As with most Civil War letter collections, the letters of the 82nd — painstakingly translated by Reinhart — provide a glimpse into the experiences of individual soldiers and the regiment as a whole. The men write about their lives in camp and on the march, and provide first-hand accounts of several battles and campaigns. While these letters are interesting, they are not uncommon. Like many soldiers, they thrilled over fresh food and complained about unappetizing rations, lamented the blood and filth of battle, and grumbled about long marches and bad officers.

The letters that are most compelling, then, are the ones that offer a glimpse into the unique culture of the 82nd. To celebrate commanding officer Colonel Friedrich Hecker’s birthday, for instance, the regiment sang and danced in a German-style festival. Many letters reveal that beer played no small part in regimental life. First Sergeant William Loeb wrote to the Illinois Staats-Zeitung with a request in September of 1862: “To you my dears, Best, Busch, Brand, and all other manufacturers of the exalted liquid, now come words from my heart, the emotions and feelings of our regiment. Have pity on 800 drooling throats! Send beer in special trains, much beer, and your name shall be emblazoned in golden letters in the memories of our soldiers…” (36). When their corps commander, fellow German Maj. Gen. Franz Sigel, was replaced with teetotal Maj. Gen. Oliver Otis Howard, the men were not pleased to lose their ale.

The soldiers of the 82nd were keenly aware that their ethnicity set them apart from their American comrades. An unidentified soldier described “a little battle” that the 82nd nearly had at Camp Butler with a recently arrived American regiment. “It would have resulted in bloodshed because of nativism and hatred toward the Germans,” he wrote, “but the combatants lacked weapons” (31). Their ethnicity was also a point of pride. Another unidentified soldier thought that the Americans were simply jealous: “It seems almost as if they could not endure the strapping appearance and the cheerful nature of the ‘Dutchmen’” (35).
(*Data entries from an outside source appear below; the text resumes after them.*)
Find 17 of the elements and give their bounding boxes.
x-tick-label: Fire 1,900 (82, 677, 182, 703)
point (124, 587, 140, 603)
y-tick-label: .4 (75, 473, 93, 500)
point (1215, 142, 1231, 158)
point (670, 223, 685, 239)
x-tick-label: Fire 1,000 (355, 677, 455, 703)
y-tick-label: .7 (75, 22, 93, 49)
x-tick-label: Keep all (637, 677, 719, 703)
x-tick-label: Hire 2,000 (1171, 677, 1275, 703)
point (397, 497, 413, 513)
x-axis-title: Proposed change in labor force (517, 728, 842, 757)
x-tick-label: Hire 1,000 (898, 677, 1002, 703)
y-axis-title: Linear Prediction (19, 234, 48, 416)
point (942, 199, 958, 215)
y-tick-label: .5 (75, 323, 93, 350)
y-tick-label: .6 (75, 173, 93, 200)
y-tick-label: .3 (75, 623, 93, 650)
Reinhart’s introduction and other notes throughout the book are crucial to understanding the context of the letters. He explains that the regiment’s leadership largely emanated from the Forty-eighter and Turnvereine segments of the German immigrant community. These groups were involved in the German revolutions of 1848, and carried their revolutionary politics with them to the United States. Forty-eighters tended to be anti-slavery, and they generally supported the Republican Party. They were also wary of organized religion. The Turnvereine was an associated political organization for German men that centered on “muscular manhood” achieved through gymnastic exercise. These elements gave the regiment a unique perspective on the war and how to fight it. As George Heinzmann of Company B wrote to the Illinois Staats-Zeitung: “We have strengthened and toughened our bodies long enough through gymnastics to bear the stresses and strains of military service…. The time has come to stand the test of arms and strength in the face of the enemies of the Republic, the enemies of freedom” (21). Reinhart does not explore it, but the descriptions of the Turner vision of masculinity do seem ripe for a gendered analysis.
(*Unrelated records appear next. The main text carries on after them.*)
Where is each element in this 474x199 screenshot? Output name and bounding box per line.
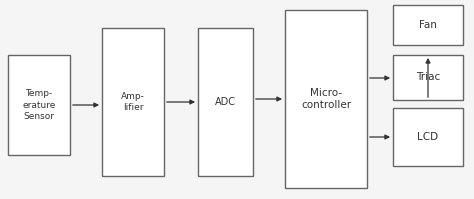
Text: Fan: Fan xyxy=(419,20,437,30)
Text: Temp-
erature
Sensor: Temp- erature Sensor xyxy=(22,89,55,121)
Text: LCD: LCD xyxy=(418,132,438,142)
Bar xyxy=(285,10,367,188)
Text: Amp-
lifier: Amp- lifier xyxy=(121,92,145,112)
Text: Triac: Triac xyxy=(416,72,440,83)
Bar xyxy=(8,55,70,155)
Bar xyxy=(393,108,463,166)
Bar xyxy=(393,5,463,45)
Bar xyxy=(393,55,463,100)
Bar xyxy=(198,28,253,176)
Bar xyxy=(102,28,164,176)
Text: Micro-
controller: Micro- controller xyxy=(301,88,351,110)
Text: ADC: ADC xyxy=(215,97,236,107)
Throughout the book, there are a few minor typographical errors. These stand out all the more because on balance, the book is carefully translated and researched. This collection of letters — and Reinhart’s contextual analysis — constitute an important addition to the scholarship on the experience of immigrants during the American Civil War.
Sarah Handley-Cousins, a Ph.D. candidate at the University at Buffalo, is working on a dissertation about veterans and disability in the post-Civil War North.